Surtout, il y a ces foutus traitements, qui soignent certes (qui soulagent tout du moins), mais qui ont aussi leur lot d’effets secondaires souvent indésirables. Le plus surprenant étant un trouble de l’écriture qui se ressent aussi bien sur le papier qu’à l’écran, avec une difficulté à former les lettres et une sorte de dyslexie des plus surprenantes. J’inverse les lettres, je confonds les mots, moi qui ai toujours eu tant de facilité à les manier. Si on ajoute à ça les problèmes de mémoire et d’attention, difficile d’écrire des articles. Pour la première fois, j’en ai moins l’envie tout simplement parce que les mots ne viennent pas. J’aimerais écrire sur les livres que je lis, les films que je vois, mais je n’arrive plus à organiser mes idées, les phrases ne s’arrangent plus d’elles-mêmes. Moi qui ai toujours été bouillonnante d’idées, j’ai l’impression soudaine d’un grand vide et je me sens amputée d’une partie essentielle de moi-même : celle qui me donne l’envie constante de faire 36000 choses à la fois et de vivre à 100 à l’heure alors que je suis une incorrigible flemmarde. Ceci dit cela ne m’empêche pas de faire des choses, les habitudes ont la vie dure.
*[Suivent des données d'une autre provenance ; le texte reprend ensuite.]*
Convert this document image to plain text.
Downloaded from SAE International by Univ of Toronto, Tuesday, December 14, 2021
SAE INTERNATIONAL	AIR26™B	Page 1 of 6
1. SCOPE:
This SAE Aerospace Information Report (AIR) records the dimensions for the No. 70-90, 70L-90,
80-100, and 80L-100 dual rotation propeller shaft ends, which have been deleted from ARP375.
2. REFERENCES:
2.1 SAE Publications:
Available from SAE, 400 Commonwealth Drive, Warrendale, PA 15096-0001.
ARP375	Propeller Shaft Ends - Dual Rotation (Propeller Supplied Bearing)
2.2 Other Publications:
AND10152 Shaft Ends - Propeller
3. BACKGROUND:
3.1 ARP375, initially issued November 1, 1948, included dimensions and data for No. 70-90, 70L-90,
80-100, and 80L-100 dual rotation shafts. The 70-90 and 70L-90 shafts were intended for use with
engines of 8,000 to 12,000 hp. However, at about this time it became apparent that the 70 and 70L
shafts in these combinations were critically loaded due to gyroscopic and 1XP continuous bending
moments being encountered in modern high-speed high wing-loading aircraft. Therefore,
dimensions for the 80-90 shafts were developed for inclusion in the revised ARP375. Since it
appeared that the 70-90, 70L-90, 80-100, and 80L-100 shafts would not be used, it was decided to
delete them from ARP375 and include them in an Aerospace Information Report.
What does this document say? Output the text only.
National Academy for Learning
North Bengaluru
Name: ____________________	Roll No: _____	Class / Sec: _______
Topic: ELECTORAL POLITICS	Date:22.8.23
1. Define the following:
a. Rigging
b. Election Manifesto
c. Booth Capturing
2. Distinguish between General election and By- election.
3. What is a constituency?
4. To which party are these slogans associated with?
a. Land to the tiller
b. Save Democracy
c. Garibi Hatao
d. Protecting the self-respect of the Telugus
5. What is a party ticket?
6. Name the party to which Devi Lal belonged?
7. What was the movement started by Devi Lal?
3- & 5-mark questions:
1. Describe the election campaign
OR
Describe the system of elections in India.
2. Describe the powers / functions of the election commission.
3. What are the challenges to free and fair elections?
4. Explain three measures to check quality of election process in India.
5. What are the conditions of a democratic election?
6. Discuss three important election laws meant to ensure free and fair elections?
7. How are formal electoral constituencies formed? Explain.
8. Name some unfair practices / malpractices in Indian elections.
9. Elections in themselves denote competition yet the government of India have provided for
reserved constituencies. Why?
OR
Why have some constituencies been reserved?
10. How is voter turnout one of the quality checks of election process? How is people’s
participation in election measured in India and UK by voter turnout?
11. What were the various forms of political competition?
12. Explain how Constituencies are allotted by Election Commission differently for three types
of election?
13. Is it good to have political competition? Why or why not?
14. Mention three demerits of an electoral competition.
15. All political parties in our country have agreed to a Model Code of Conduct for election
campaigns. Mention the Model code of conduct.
Je mets plus de temps à écrire mes articles, je lis moins vite, vais moins au ciné que je le voudrais, donnant un peu l’impression de délaisser le blog alors que j’y consacre toujours autant de temps, étant juste bien moins efficace. Pourtant, les visites sont au rendez-vous ces dernières semaines. C’est un peu frustrant de constater qu’on a deux fois plus de visites avec trois fois moins d’articles. On se sent un peu inutile. En même temps, ça donne envie d’en écrire de nouveaux, de proposer autre chose à lire, d’en écrire pour plus tard. Plus facile à dire qu’à faire quand on met 1h à écrire 3 lignes mais l’intention y est. Objectif 1500 articles pour les 5 ans (déjà !) du blog au mois de mai. En attendant, merci à tous les lecteurs qui me donnent envie de continuer.